Right now, biotech is at the same inflection point reached by software in the ‘90s – when companies such as Intel and Microsoft began to enter the mainstream. Over the past few years, the core scientific tools needed to make discoveries in this field have become orders of magnitude cheaper and easier to use, and as a result, innovation is taking place at a breakneck pace. To understand this, look no further than the mRNA technology that has helped vaccinate billions of people worldwide against COVID-19. In the past, going from the discovery of a virus to an approved vaccine could take a decade. Now, the first COVID-19 vaccine was approved and accessible to people within a year.

But to continue this momentum and to realise the impact biotech can have on society, an even deeper intersection of technology and biotech is going to be critical. We achieve real scalability with science when tech and biotech work together to build the modern infrastructure needed for modern science. Over the next years, we’ll see the connection between these industries strengthen, ultimately helping to get the science of today – and tomorrow – into the hands of those who need it, faster. Here, we share a few areas of progress for the year ahead.

Tech workers will move from big tech to biotech

In recent months, over 120,000 workers have left the tech sector and are on the hunt for the next career opportunity – one that offers greater purpose and impact.

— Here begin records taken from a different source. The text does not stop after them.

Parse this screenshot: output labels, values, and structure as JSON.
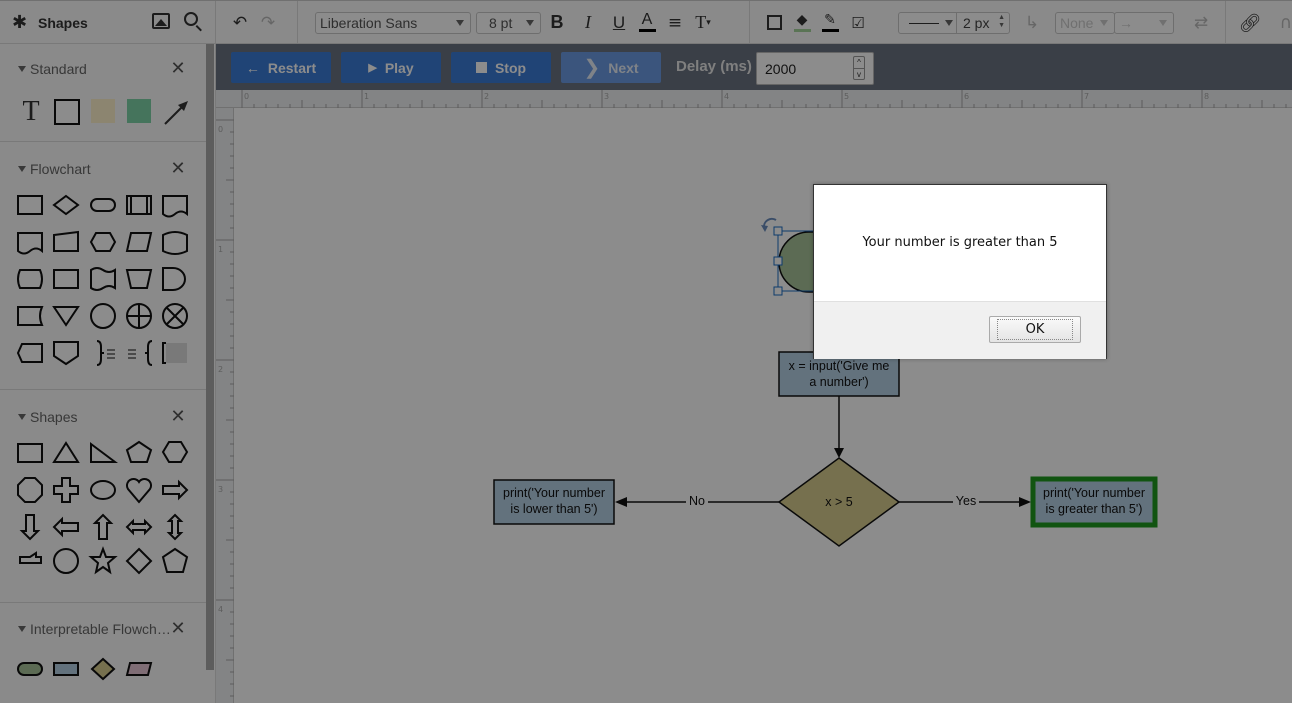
{
  "topbar": {
    "shapes_title": "Shapes",
    "icons": [
      "gear-icon",
      "image-icon",
      "search-icon"
    ],
    "font_family": "Liberation Sans",
    "font_size": "8 pt",
    "line_width": "2 px",
    "waypoint_style": "None",
    "toolbar_icons": [
      "undo-icon",
      "redo-icon",
      "bold-icon",
      "italic-icon",
      "underline-icon",
      "font-color-icon",
      "align-icon",
      "text-options-icon",
      "shape-outline-icon",
      "fill-color-icon",
      "line-color-icon",
      "edit-style-icon",
      "line-style-icon",
      "waypoints-icon",
      "arrow-end-icon",
      "swap-icon",
      "link-icon",
      "magnet-icon"
    ],
    "bold": "B",
    "italic": "I",
    "underline": "U",
    "font_color": "A"
  },
  "controls": {
    "restart": "Restart",
    "play": "Play",
    "stop": "Stop",
    "next": "Next",
    "delay_label": "Delay (ms)",
    "delay_value": "2000"
  },
  "sidebar": {
    "sections": [
      {
        "title": "Standard"
      },
      {
        "title": "Flowchart"
      },
      {
        "title": "Shapes"
      },
      {
        "title": "Interpretable Flowch…"
      }
    ],
    "standard_text_glyph": "T"
  },
  "ruler": {
    "h_labels": [
      "0",
      "1",
      "2",
      "3",
      "4",
      "5",
      "6",
      "7",
      "8"
    ],
    "v_labels": [
      "0",
      "1",
      "2",
      "3",
      "4"
    ]
  },
  "diagram": {
    "input_node": "x = input('Give me a number')",
    "input_line1": "x = input('Give me",
    "input_line2": "a number')",
    "decision": "x > 5",
    "no_label": "No",
    "yes_label": "Yes",
    "left_line1": "print('Your number",
    "left_line2": "is lower than 5')",
    "right_line1": "print('Your number",
    "right_line2": "is greater than 5')",
    "highlight_color": "#1f9a1f",
    "start_color": "#a8c49a",
    "process_color": "#b4cfe3",
    "decision_color": "#d8cd8f"
  },
  "dialog": {
    "message": "Your number is greater than 5",
    "ok": "OK"
  }
}
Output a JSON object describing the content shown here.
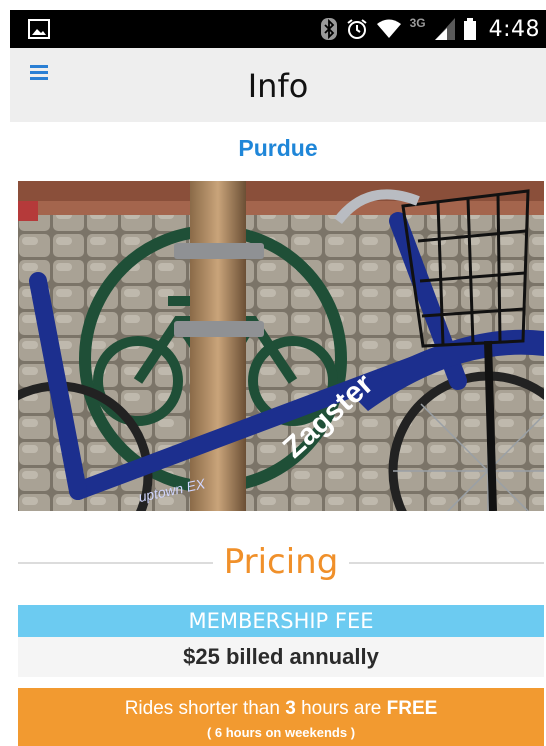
{
  "status_bar": {
    "time": "4:48",
    "network": "3G",
    "icons": [
      "image-icon",
      "bluetooth-icon",
      "alarm-icon",
      "wifi-icon",
      "signal-icon",
      "battery-icon"
    ]
  },
  "app_bar": {
    "title": "Info",
    "menu_icon": "hamburger-menu-icon",
    "accent_color": "#2a7fd4"
  },
  "location": {
    "name": "Purdue",
    "color": "#1f86d8"
  },
  "hero_image": {
    "brand_text": "Zagster",
    "frame_text": "uptown EX"
  },
  "pricing": {
    "heading": "Pricing",
    "heading_color": "#f0902a",
    "membership": {
      "label": "MEMBERSHIP FEE",
      "value": "$25 billed annually",
      "label_bg": "#6ccbf1"
    },
    "rides": {
      "prefix": "Rides shorter than ",
      "hours": "3",
      "middle": " hours are ",
      "free": "FREE",
      "weekend_note": "( 6 hours on weekends )",
      "bg": "#f29a30"
    }
  }
}
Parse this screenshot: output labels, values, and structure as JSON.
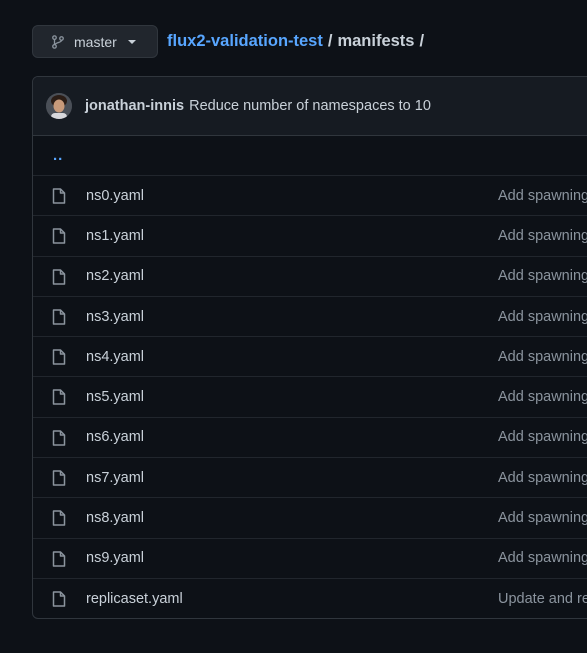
{
  "branch": {
    "name": "master"
  },
  "breadcrumb": {
    "repo": "flux2-validation-test",
    "separator": "/",
    "directory": "manifests",
    "trailing": "/"
  },
  "latest_commit": {
    "author": "jonathan-innis",
    "message": "Reduce number of namespaces to 10"
  },
  "parent_link": "..",
  "files": [
    {
      "name": "ns0.yaml",
      "message": "Add spawning"
    },
    {
      "name": "ns1.yaml",
      "message": "Add spawning"
    },
    {
      "name": "ns2.yaml",
      "message": "Add spawning"
    },
    {
      "name": "ns3.yaml",
      "message": "Add spawning"
    },
    {
      "name": "ns4.yaml",
      "message": "Add spawning"
    },
    {
      "name": "ns5.yaml",
      "message": "Add spawning"
    },
    {
      "name": "ns6.yaml",
      "message": "Add spawning"
    },
    {
      "name": "ns7.yaml",
      "message": "Add spawning"
    },
    {
      "name": "ns8.yaml",
      "message": "Add spawning"
    },
    {
      "name": "ns9.yaml",
      "message": "Add spawning"
    },
    {
      "name": "replicaset.yaml",
      "message": "Update and re"
    }
  ],
  "icons": {
    "branch": "git-branch-icon",
    "file": "file-icon",
    "caret": "caret-down-icon"
  }
}
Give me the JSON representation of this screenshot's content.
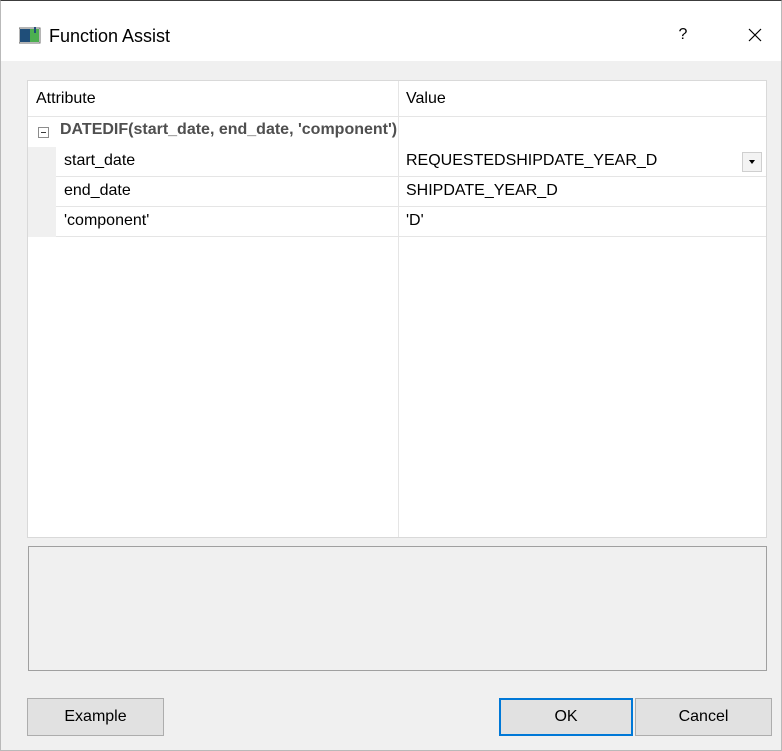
{
  "window": {
    "title": "Function Assist",
    "help_label": "?"
  },
  "tree": {
    "headers": {
      "attribute": "Attribute",
      "value": "Value"
    },
    "group": {
      "label": "DATEDIF(start_date, end_date, 'component')",
      "expanded": true
    },
    "rows": [
      {
        "name": "start_date",
        "value": "REQUESTEDSHIPDATE_YEAR_D",
        "has_dropdown": true
      },
      {
        "name": "end_date",
        "value": "SHIPDATE_YEAR_D"
      },
      {
        "name": "'component'",
        "value": "'D'"
      }
    ]
  },
  "description": "",
  "buttons": {
    "example": "Example",
    "ok": "OK",
    "cancel": "Cancel"
  },
  "colors": {
    "ok_focus_border": "#0078d7",
    "button_face": "#e1e1e1",
    "dialog_bg": "#f0f0f0"
  }
}
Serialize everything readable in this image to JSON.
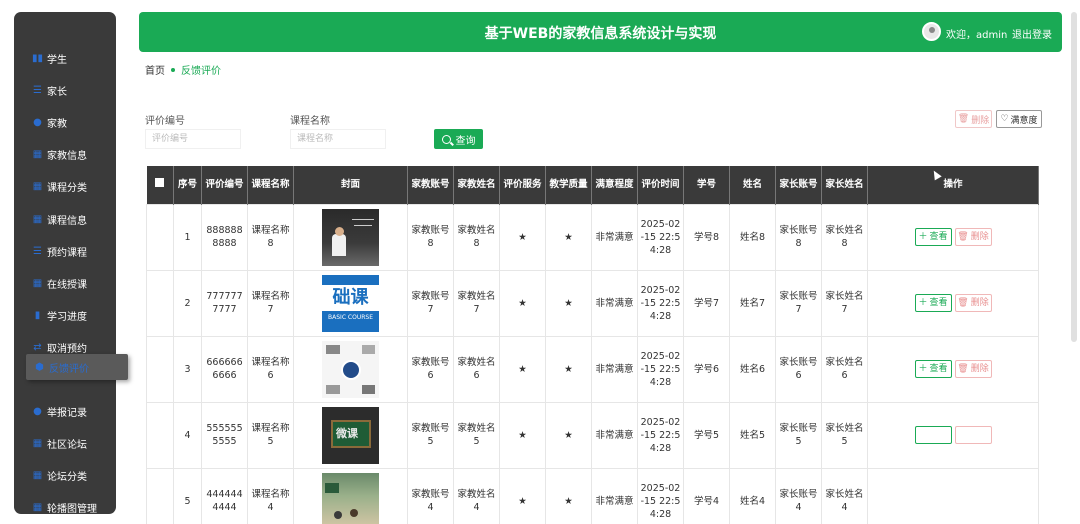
{
  "header": {
    "title": "基于WEB的家教信息系统设计与实现",
    "welcome": "欢迎，admin",
    "logout": "退出登录"
  },
  "breadcrumb": {
    "home": "首页",
    "current": "反馈评价"
  },
  "sidebar": {
    "items": [
      {
        "label": "学生",
        "icon": "users-icon"
      },
      {
        "label": "家长",
        "icon": "list-icon"
      },
      {
        "label": "家教",
        "icon": "user-icon"
      },
      {
        "label": "家教信息",
        "icon": "grid-icon"
      },
      {
        "label": "课程分类",
        "icon": "grid-icon"
      },
      {
        "label": "课程信息",
        "icon": "grid-icon"
      },
      {
        "label": "预约课程",
        "icon": "sliders-icon"
      },
      {
        "label": "在线授课",
        "icon": "grid-icon"
      },
      {
        "label": "学习进度",
        "icon": "bar-chart-icon"
      },
      {
        "label": "取消预约",
        "icon": "exchange-icon"
      },
      {
        "label": "反馈评价",
        "icon": "shield-icon"
      },
      {
        "label": "举报记录",
        "icon": "user-icon"
      },
      {
        "label": "社区论坛",
        "icon": "grid-icon"
      },
      {
        "label": "论坛分类",
        "icon": "grid-icon"
      },
      {
        "label": "轮播图管理",
        "icon": "grid-icon"
      }
    ]
  },
  "search": {
    "field1_label": "评价编号",
    "field1_placeholder": "评价编号",
    "field2_label": "课程名称",
    "field2_placeholder": "课程名称",
    "button": "查询"
  },
  "actions": {
    "delete": "删除",
    "satisfaction": "满意度"
  },
  "table": {
    "headers": [
      "序号",
      "评价编号",
      "课程名称",
      "封面",
      "家教账号",
      "家教姓名",
      "评价服务",
      "教学质量",
      "满意程度",
      "评价时间",
      "学号",
      "姓名",
      "家长账号",
      "家长姓名",
      "操作"
    ],
    "view_label": "查看",
    "delete_label": "删除",
    "rows": [
      {
        "no": "1",
        "code": "8888888888",
        "course": "课程名称8",
        "tutor_account": "家教账号8",
        "tutor_name": "家教姓名8",
        "service": "★",
        "quality": "★",
        "satisfaction": "非常满意",
        "time": "2025-02-15 22:54:28",
        "student_no": "学号8",
        "name": "姓名8",
        "parent_account": "家长账号8",
        "parent_name": "家长姓名8"
      },
      {
        "no": "2",
        "code": "7777777777",
        "course": "课程名称7",
        "tutor_account": "家教账号7",
        "tutor_name": "家教姓名7",
        "service": "★",
        "quality": "★",
        "satisfaction": "非常满意",
        "time": "2025-02-15 22:54:28",
        "student_no": "学号7",
        "name": "姓名7",
        "parent_account": "家长账号7",
        "parent_name": "家长姓名7"
      },
      {
        "no": "3",
        "code": "6666666666",
        "course": "课程名称6",
        "tutor_account": "家教账号6",
        "tutor_name": "家教姓名6",
        "service": "★",
        "quality": "★",
        "satisfaction": "非常满意",
        "time": "2025-02-15 22:54:28",
        "student_no": "学号6",
        "name": "姓名6",
        "parent_account": "家长账号6",
        "parent_name": "家长姓名6"
      },
      {
        "no": "4",
        "code": "5555555555",
        "course": "课程名称5",
        "tutor_account": "家教账号5",
        "tutor_name": "家教姓名5",
        "service": "★",
        "quality": "★",
        "satisfaction": "非常满意",
        "time": "2025-02-15 22:54:28",
        "student_no": "学号5",
        "name": "姓名5",
        "parent_account": "家长账号5",
        "parent_name": "家长姓名5"
      },
      {
        "no": "5",
        "code": "4444444444",
        "course": "课程名称4",
        "tutor_account": "家教账号4",
        "tutor_name": "家教姓名4",
        "service": "★",
        "quality": "★",
        "satisfaction": "非常满意",
        "time": "2025-02-15 22:54:28",
        "student_no": "学号4",
        "name": "姓名4",
        "parent_account": "家长账号4",
        "parent_name": "家长姓名4"
      }
    ]
  },
  "cover_text": {
    "row2_a": "础课",
    "row2_b": "BASIC COURSE",
    "row4": "微课"
  },
  "colors": {
    "accent": "#1aaa55",
    "sidebar": "#3a3a3a",
    "danger": "#e89090"
  }
}
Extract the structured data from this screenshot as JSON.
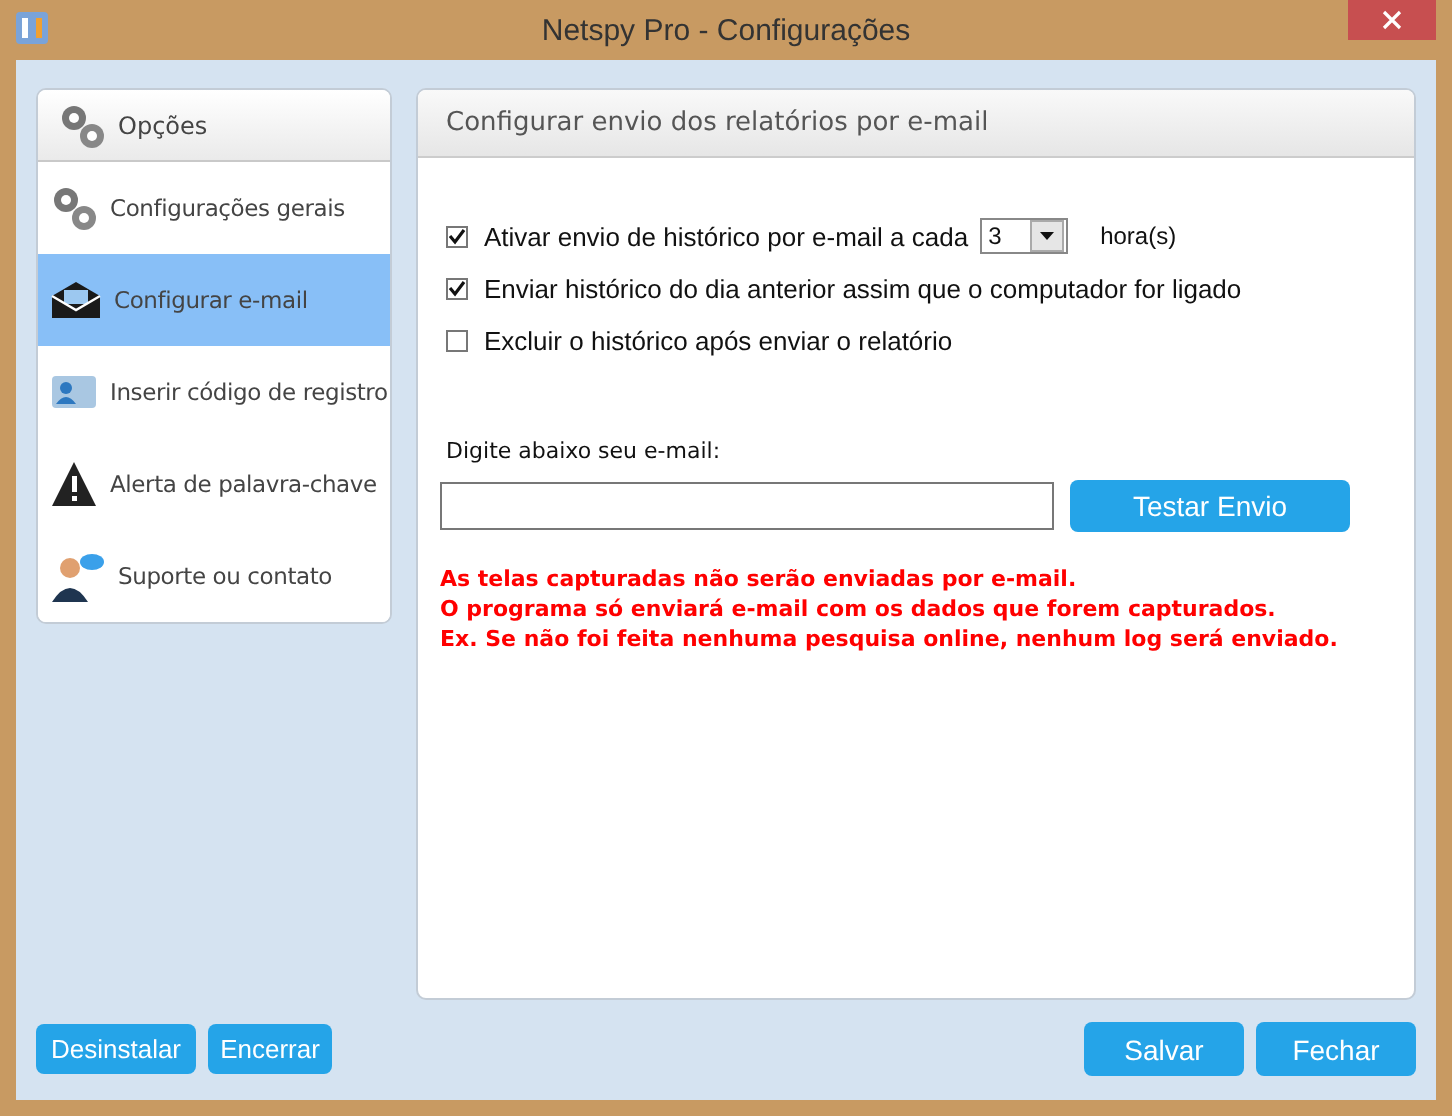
{
  "window": {
    "title": "Netspy Pro - Configurações"
  },
  "sidebar": {
    "header": "Opções",
    "items": [
      {
        "kind": "gears",
        "label": "Configurações gerais",
        "selected": false
      },
      {
        "kind": "mail",
        "label": "Configurar e-mail",
        "selected": true
      },
      {
        "kind": "card",
        "label": "Inserir código de registro",
        "selected": false
      },
      {
        "kind": "warning",
        "label": "Alerta de palavra-chave",
        "selected": false
      },
      {
        "kind": "support",
        "label": "Suporte ou contato",
        "selected": false
      }
    ]
  },
  "panel": {
    "title": "Configurar envio dos relatórios por e-mail",
    "options": [
      {
        "label": "Ativar envio de histórico por e-mail a cada",
        "checked": true,
        "interval": {
          "value": "3",
          "unit": "hora(s)"
        }
      },
      {
        "label": "Enviar histórico do dia anterior assim que o computador for ligado",
        "checked": true
      },
      {
        "label": "Excluir o histórico após enviar o relatório",
        "checked": false
      }
    ],
    "email_label": "Digite abaixo seu e-mail:",
    "test_button": "Testar Envio",
    "notes": [
      "As telas capturadas não serão enviadas por e-mail.",
      "O programa só enviará e-mail com os dados que forem capturados.",
      "Ex. Se não foi feita nenhuma pesquisa online, nenhum log será enviado."
    ]
  },
  "footer": {
    "left_buttons": [
      "Desinstalar",
      "Encerrar"
    ],
    "right_buttons": [
      "Salvar",
      "Fechar"
    ]
  }
}
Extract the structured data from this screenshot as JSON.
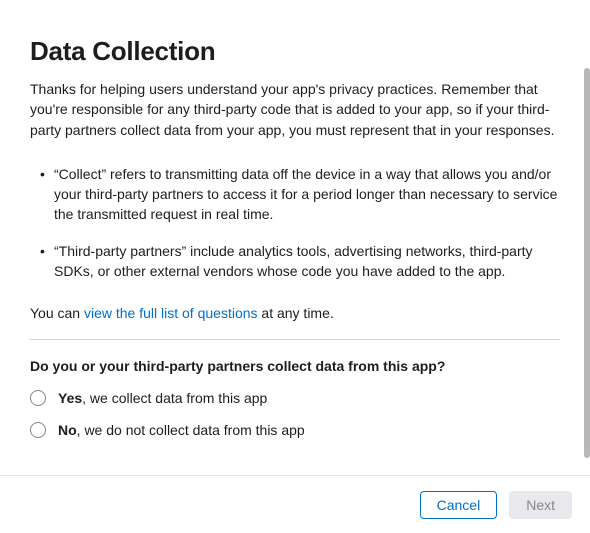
{
  "title": "Data Collection",
  "intro": "Thanks for helping users understand your app's privacy practices. Remember that you're responsible for any third-party code that is added to your app, so if your third-party partners collect data from your app, you must represent that in your responses.",
  "bullets": [
    "“Collect” refers to transmitting data off the device in a way that allows you and/or your third-party partners to access it for a period longer than necessary to service the transmitted request in real time.",
    "“Third-party partners” include analytics tools, advertising networks, third-party SDKs, or other external vendors whose code you have added to the app."
  ],
  "link_row": {
    "prefix": "You can ",
    "link_text": "view the full list of questions",
    "suffix": " at any time."
  },
  "question": "Do you or your third-party partners collect data from this app?",
  "options": [
    {
      "bold": "Yes",
      "rest": ", we collect data from this app"
    },
    {
      "bold": "No",
      "rest": ", we do not collect data from this app"
    }
  ],
  "footer": {
    "cancel": "Cancel",
    "next": "Next"
  }
}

Biotech is at the cutting edge of how the world will operate in the future, and for technologists it offers the most interesting data and software challenges of the day. Now, tech employees are waking up to this, and taking the opportunity to work on groundbreaking innovations with potential for real-world impact, whether that’s curing diseases, combating climate change, or eliminating hunger, all of which is being unlocked through biotech.

Technologists have already made valuable contributions in the industry, from getting COVID vaccines to market faster to making unprecedented advancements in predictive AI. And we’re only beginning to scratch the surface of technology’s potential in making complex systems simple, accessible, and scalable. Tech workers have spent decades digitally transforming industries with a cloud-first and data-driven approach, and now, they’re applying these learnings and revolutionising the R&D lab.

As biotech continues to be a driving force for the future, tech workers are providing the skills the industry needs to continue on this path today. Biotech will maximise on this moment, accelerating the hiring of data scientists, ML experts and software engineers.

AI is changing the biotech sector for the better

The biotech industry is beginning to realise the benefits that AI can have in transforming R&D. We’re already seeing real progress being made with AI-focused drug discovery. Companies such as Relay Therapeutics and Recursion are reaching huge milestones with clinical trial successes, and these achievements have driven more investment into the space. In November, Sanofi signed a US$21.5 million deal with Insilico Medicine to use its AI platform, Pharma.AI, for drug discovery, while BioNTech has recently purchased British AI start-up, InstaDeep, for £562m.

Although the scientific community has previously championed lone discovery or collaboration around a single molecule, AI is shaking this up and creating a more collaborative biotech sector. Now, labs are increasingly partnering to work on massive data sets, helping to accelerate the path to discovery and breakthrough.

AI in biotech will also be a driving force behind the hiring of new talent in the field of data science and AI and ML, helping to improve data standardisation and create a stronger digital data backbone across the industry. These changes will not only benefit the application of AI and ML in biotech but also improve scalability and efficiency in R&D overall.

Biomanufacturing, and not just biotech research, becomes a big focus for innovation

Due to shortcomings in biomanufacturing today, many patients are missing out on access to everything from common treatments for the flu to more complex cures for diseases such as cancer. For example, the average waiting time for patients suffering with multiple myeloma to receive CAR-T therapy is seven months, at which point the disease can reach a critical point where the treatment is no longer effective. The current limitations in biomanufacturing play a role in this challenge. Currently, there aren’t enough CAR-T manufacturing facilities, and the process of manufacturing these bespoke treatments, which rely on patients’ unique cells, is timely and cumbersome due to often being carried out manually. Data at manufacturing sites is captured entirely by pen and paper, both increasing the potential for error and slowing the process down.

If biomanufacturing facilities had the tools to input data digitally and easily share information across all the stakeholders in the manufacturing process, like the hospital, shippers, and drugmakers, CAR-T cells could be made an estimated 40% faster. Leading biotech players are already realising the benefits of this – Ori Biotech focuses on the industrialisation of precision medicine such as CAR-T, creating a fully digital platform that connects R&D to manufacturing.